Satu - Antara Surga dan Neraka

3.5K 347 28
                                    

Secara perlahan kesadaranku pun kembali, samar-samar kedua indra pendengarku menangkap sebuah suara, tidak begitu jelas isi pesan dalam suara itu namun suara yang terdengar asing itu berasal dari seorang wanita.

Tak berselang lama, indra penglihatanku pun mulai berfungsi. Kelopak mataku pun bergerak seperti membuka tirai di pagi hari, cahaya terang menyeruak masuk ke dalam pupilku. Mataku yang masih belum beradaptasi dengan sempurna hanya bisa menangkap bayangan putih karena cahaya yang berasal dari lampu itu terasa sangat menyilaukan.

Kupejamkan mataku agar ukuran pupil mulai menyesuaikan banyaknya intensitas cahaya dalam ruangan. Kelopak mataku pun kembali terbuka.
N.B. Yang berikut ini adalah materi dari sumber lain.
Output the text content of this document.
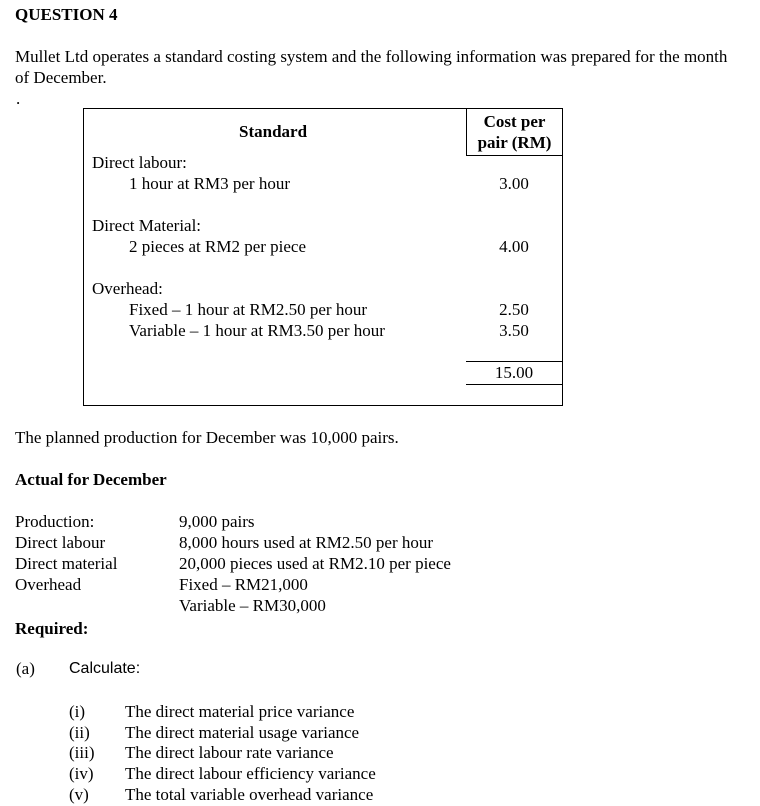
QUESTION 4
Mullet Ltd operates a standard costing system and the following information was prepared for the month of December.
.
Standard
Cost per
pair (RM)
Direct labour:
1 hour at RM3 per hour	3.00
Direct Material:
2 pieces at RM2 per piece	4.00
Overhead:
Fixed – 1 hour at RM2.50 per hour	2.50
Variable – 1 hour at RM3.50 per hour	3.50
15.00
The planned production for December was 10,000 pairs.
Actual for December
Production:	9,000 pairs
Direct labour	8,000 hours used at RM2.50 per hour
Direct material	20,000 pieces used at RM2.10 per piece
Overhead	Fixed – RM21,000
Variable – RM30,000
Required:
(a) Calculate:
(i) The direct material price variance
(ii) The direct material usage variance
(iii) The direct labour rate variance
(iv) The direct labour efficiency variance
(v) The total variable overhead variance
Akhirnya, mataku pun berfungsi dengan normal.

Indra penglihatanku pun mulai menyorot, seperti menyalakan kamera, benda itu pun mulai merekam bayangan seluruh ruangan kemudian memvisualisasikan bayangan itu ke dalam otakku.

Apakah ini surga?

Tidak!

Tentu saja ini bukan surga karena aku adalah seorang pendosa. Dan, tempat yang tepat untuk seorang manusia yang melakukan dosa besar seperti bunuh diri adalah NERAKA.
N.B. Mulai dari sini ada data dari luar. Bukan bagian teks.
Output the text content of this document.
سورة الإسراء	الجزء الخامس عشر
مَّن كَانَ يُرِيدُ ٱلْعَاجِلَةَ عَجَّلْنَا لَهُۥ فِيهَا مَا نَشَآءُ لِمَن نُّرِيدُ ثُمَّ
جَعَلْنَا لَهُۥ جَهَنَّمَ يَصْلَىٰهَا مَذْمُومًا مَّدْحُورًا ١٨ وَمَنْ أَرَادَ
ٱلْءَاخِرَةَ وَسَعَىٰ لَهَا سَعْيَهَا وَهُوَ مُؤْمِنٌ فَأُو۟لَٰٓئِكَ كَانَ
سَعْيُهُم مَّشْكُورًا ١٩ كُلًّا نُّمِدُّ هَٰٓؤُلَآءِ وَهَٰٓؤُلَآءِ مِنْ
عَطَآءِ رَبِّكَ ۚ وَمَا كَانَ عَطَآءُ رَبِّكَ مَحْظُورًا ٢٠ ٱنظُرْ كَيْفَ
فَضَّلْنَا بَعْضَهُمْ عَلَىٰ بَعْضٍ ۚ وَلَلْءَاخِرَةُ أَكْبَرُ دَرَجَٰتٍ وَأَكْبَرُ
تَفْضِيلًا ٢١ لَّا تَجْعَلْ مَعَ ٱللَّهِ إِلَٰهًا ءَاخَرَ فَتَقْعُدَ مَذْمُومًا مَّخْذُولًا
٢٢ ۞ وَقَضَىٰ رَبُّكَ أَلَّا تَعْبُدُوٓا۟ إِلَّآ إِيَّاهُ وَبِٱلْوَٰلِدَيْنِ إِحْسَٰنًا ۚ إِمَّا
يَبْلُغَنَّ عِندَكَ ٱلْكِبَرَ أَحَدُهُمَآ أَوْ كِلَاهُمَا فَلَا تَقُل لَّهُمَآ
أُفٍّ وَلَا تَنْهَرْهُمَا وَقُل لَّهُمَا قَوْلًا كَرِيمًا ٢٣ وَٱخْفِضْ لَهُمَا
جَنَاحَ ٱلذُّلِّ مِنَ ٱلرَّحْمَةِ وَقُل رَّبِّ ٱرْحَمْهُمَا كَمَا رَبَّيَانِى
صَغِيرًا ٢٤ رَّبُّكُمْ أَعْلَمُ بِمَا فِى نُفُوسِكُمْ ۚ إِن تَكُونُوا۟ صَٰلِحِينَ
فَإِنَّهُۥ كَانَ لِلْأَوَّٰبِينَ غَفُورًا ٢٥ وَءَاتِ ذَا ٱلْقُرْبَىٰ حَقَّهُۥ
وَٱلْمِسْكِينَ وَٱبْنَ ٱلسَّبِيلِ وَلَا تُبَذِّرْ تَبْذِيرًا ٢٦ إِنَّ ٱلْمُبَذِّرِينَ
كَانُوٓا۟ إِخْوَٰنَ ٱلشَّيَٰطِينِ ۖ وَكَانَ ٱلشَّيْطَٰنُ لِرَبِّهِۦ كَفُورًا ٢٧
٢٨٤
Tapi... tempat ini terlalu indah dan nyaman untuk disebut sebagai neraka. Aku tersenyum sinis ketika berpikir jika neraka seindah ini, orang-orang pasti tidak akan merasa sungkan lagi melakukan kejahatan. Bahkan, mungkin mereka semakin bersemangat melakukan berbagai dosa.

Interior ruangan seperti hotel berbintang lima yang beberapa kali kumasuki saat melakukan international conference. Interior ruangan dengan warna dasar abu-abu muda yang dipadukan dengan warna putih tersebut memberikan kesan rapi dan bersih. Perabotan---seperti almari, meja konsol dan furniture yang lain---berwarna kecokelatan, warna khas benda-benda yang terbuat dari kayu, yang ada di ruang ini juga menambah kesan menentramkan.

Aku menyadari tatapan sepasang bola mata yang memaku ketika mengagumi desain interior kamar sembari menerka dimana aku berada.

"Saras," gumam wanita itu lirih dengan tangan setengah membungkam mulutnya.

Mataku mengikuti sosok wanita asing itu ketika berjalan cepat dan memencet sebuah tombol yang sepertinya nurse calling.

Berarti ini adalah sebuah rumah sakit?

Tak lama kemudian beberapa orang berdatangan, awalnya seorang perawat wanita senior kemudian disusul dengan seorang pria tengah baya yang memakai kacamata tebal dengan jas putih yang kemungkinan adalah seorang dokter.

Kedua orang itu pun memeriksa keadaanku secara bergiliran kemudian dokter itu bertanya, "Bagaimana perasaanmu sekarang?"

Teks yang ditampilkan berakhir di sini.